On the other hand, the import substitution strategy does not also create idea economy either. Particularly, import substitution relies on tax differentials and other incentives to produce a replica of foreign products out of imported capital machinery for local consumption. The decreasing role of labor has been continually eroding local value addition in all three industrial activities. On the other hand, increasing reliance on imported ideas, in the form of capital machinery and product designs, has been weakening the demand for local ideas.
Startup for pursing breakthrough or disruptive innovations runs the risk of creating an entry into the idea economy
Lately, there has been a startup craze for entering into the innovation economy. Youths are being encouraged to come up with breakthroughs or great ideas for pursuing disruptive innovations. However, great ideas need a long journey to reach profit. In fact, the greater the idea longer the journey for reaching profit. Moreover, such a long journey requires a strong R&D capacity to produce a flow of ideas for making great ideas succeed. There should also be a local market for the primitive emergence of innovations out of those great ideas. Thus, the startup craze runs the risk of failing to create an entry into the idea economy.
Domestic market and scope of making industrial products better as well as cheaper
For creating an idea economy, there should be a domestic market of ideas. Although disruptive or breakthrough innovations sound highly interesting, the journey is quite long and risky. We should rather target existing products which have a growing local market. More importantly, those products which are amenable to evolution through the addition of locally producible and implementable ideas should be our target for creating an entry into the idea economy. Of course, locally produced ideas must make the subsequent versions of existing products increasingly better and cheaper.
Household appliances—growing domestic market and amenability to evolution
Among several categories of products, household appliances could be a target sector for making an entry into the idea economy. Some of them are toaster, kettle, blender, juicer, iron, washing machine, and many more. Invariably all developing countries are experiencing increasing diffusion of these products. Although many of these appliances are 100 years old, they have been evolving. Innovators are adding technology ideas for making it better and also cheaper. Moreover, these products still require reasonable labor components to produce them. The technology barrier for getting into the exercise of designing them is also low.

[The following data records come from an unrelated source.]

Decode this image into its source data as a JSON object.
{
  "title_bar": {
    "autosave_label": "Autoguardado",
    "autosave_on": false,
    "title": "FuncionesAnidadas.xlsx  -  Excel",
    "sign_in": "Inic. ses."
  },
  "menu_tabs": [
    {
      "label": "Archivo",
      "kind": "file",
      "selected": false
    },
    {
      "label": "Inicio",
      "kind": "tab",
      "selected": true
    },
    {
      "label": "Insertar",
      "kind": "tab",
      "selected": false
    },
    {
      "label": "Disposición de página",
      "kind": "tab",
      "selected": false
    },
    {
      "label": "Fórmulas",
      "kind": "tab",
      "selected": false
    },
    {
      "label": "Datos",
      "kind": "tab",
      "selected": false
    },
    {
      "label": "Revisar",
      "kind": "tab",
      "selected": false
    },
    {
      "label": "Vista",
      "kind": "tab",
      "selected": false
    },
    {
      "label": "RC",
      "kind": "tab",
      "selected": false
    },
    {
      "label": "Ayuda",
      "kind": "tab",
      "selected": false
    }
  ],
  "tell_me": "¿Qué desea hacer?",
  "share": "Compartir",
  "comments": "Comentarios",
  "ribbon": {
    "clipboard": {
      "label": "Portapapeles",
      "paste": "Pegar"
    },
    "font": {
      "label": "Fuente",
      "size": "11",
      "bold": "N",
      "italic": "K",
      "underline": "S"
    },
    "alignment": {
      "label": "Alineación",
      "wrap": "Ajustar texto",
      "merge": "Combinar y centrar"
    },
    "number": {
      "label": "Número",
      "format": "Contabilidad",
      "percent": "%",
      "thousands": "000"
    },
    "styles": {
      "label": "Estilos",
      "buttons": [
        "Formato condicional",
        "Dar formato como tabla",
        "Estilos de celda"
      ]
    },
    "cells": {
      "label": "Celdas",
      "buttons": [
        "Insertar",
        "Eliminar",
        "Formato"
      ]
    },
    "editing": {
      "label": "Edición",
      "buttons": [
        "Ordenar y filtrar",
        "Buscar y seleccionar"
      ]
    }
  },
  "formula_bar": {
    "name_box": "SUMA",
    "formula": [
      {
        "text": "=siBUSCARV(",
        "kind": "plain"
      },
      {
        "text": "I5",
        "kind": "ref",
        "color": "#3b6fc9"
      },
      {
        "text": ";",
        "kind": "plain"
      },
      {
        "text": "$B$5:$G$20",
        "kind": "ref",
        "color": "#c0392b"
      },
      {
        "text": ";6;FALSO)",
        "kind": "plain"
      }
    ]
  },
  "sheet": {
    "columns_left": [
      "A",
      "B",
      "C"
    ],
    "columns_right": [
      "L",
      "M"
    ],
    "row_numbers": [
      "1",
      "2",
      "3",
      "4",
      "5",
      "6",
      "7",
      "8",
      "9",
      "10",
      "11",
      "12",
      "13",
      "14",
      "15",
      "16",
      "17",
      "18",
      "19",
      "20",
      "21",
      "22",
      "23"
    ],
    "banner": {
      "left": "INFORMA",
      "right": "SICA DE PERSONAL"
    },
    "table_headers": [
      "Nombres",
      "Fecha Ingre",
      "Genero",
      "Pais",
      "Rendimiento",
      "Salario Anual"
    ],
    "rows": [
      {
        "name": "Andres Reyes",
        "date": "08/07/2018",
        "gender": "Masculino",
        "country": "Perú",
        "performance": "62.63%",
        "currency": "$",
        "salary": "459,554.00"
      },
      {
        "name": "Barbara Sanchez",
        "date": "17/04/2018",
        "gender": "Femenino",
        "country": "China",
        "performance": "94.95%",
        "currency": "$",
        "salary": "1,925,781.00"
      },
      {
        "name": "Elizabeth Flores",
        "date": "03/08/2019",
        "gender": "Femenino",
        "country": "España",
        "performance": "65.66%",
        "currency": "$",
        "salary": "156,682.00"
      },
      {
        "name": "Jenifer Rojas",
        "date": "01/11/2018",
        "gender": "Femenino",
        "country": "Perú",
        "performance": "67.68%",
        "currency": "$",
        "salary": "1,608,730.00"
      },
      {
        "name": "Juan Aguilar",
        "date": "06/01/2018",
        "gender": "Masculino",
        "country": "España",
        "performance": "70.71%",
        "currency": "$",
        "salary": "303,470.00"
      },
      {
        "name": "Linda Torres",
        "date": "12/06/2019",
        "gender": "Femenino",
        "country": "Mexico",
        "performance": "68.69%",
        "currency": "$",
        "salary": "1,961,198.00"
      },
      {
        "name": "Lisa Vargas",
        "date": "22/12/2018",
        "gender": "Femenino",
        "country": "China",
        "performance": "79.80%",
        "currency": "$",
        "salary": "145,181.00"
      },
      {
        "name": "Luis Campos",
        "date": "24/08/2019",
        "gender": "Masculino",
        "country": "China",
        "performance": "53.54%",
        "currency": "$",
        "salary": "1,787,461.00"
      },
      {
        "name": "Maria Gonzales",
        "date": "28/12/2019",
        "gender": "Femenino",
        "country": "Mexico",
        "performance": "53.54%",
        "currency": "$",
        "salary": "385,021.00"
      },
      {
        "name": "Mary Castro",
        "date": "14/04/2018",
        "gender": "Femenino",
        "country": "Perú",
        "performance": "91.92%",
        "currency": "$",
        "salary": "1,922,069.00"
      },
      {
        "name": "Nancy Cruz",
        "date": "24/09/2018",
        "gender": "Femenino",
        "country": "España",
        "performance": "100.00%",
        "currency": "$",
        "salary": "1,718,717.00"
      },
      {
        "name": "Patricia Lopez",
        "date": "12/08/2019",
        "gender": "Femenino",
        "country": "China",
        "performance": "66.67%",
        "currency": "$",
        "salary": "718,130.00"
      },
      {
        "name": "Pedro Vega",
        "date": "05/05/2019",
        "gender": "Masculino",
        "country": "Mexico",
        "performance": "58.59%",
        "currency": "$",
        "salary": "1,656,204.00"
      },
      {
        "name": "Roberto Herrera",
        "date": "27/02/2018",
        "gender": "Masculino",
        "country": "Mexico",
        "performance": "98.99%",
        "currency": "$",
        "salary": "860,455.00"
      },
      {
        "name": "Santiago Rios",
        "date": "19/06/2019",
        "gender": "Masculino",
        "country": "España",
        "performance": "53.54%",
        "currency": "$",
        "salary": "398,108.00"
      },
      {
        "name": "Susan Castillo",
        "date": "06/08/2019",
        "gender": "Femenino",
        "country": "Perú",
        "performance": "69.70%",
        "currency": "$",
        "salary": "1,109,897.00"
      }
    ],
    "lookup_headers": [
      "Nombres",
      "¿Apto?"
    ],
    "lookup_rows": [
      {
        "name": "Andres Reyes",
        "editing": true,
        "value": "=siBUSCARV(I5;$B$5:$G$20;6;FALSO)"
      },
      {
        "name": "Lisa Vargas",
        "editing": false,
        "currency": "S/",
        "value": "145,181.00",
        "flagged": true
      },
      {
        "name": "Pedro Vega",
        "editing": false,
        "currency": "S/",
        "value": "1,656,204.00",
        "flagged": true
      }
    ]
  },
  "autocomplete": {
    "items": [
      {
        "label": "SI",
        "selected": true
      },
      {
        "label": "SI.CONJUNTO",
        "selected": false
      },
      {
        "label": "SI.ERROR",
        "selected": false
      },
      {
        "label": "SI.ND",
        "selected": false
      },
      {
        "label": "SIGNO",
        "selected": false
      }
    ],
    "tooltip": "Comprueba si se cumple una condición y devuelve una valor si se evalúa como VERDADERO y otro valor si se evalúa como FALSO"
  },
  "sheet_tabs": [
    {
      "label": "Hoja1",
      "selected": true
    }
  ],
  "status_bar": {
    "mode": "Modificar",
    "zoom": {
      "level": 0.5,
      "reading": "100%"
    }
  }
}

Design Thinking, and Management of Technology and Ideas for systematically entering into idea economy
The conventional strategy has been to pursue import substitution for producing copies of products that are being imported. Such an import substitution strategy focuses on importing capital machinery, components, and the design of products for producing their copies out of local labor. In retrospect, such a strategy has failed to create an entry into the idea economy. The strategy should not be for producing a replica of imported products. Instead, the focus should be on redesigning those products with locally produced ideas to make the subsequent versions increasingly better and cheaper than what you can import. For making progress along this line, the focus should be on Design Thinking for producing ideas of the next better versions. Moreover, technology and idea management should get adequate priority for implementing ideas and releasing subsequent better versions.